Nothing To See Here’s One Year Anniversary Screening

A Night of Works by Harun Farocki

Saturday, February 21, 2015, 7pm doors, screening starts promptly at 7.30pm, $8 or Pay Way You Can

Dikeou Collection [1615 California Street, Suite 515, Denver]

“The essence of media violence […] which has become widespread on both surveillance monitors and television sets […]  transform[s] the spectator – just like in times of war – either as an abettor or as a potential victim.”

Last year, Nothing To See Here began by examining the role that media plays in our collective political consciousness. the TV is with us was an abbreviated history of disrupted television airwaves, documents of pirated resistance, and televised hackings. A sampling of television interruptions was followed by a special screening of Harun Farocki & Andrei Ujica’s Videograms of a Revolution, a compelling look at the Romanian revolution of December 1989 in a new media-based form of historiography.

One year later and after Farocki’s recent passing, Nothing To See Here revisits his work, presenting three pieces spanning his almost fifty-year career.

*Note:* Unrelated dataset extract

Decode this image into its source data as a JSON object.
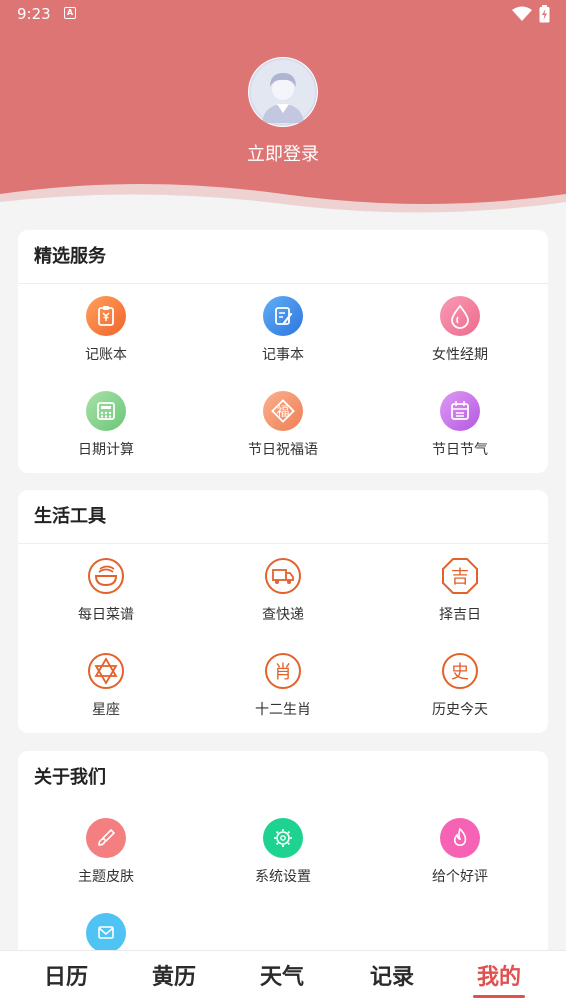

The works we have selected tackle dominant themes in Farocki’s overall body of work including issues of war, military engagement, capital and cultural ethics, and the corporate occult tied together by the camera’s role in documenting and shaping our relationship to the images that they produce.

“Over more than four decades, Farocki produced an extraordinary body of work that, for someone who continuously compared things, situations, and images to one another, is paradoxically incomparable. In all he did, he kept it simple, clear, and grounded. In cinematic terms: at eye level. His legacy spans generations, genres, and geographies. And the abundance of ideas and perspectives in his work does not cease to inspire. It trickles, disseminates, perseveres.” (Beginnings: Harun Farocki, 1944–2014; Hito Steyerl, 08, 14)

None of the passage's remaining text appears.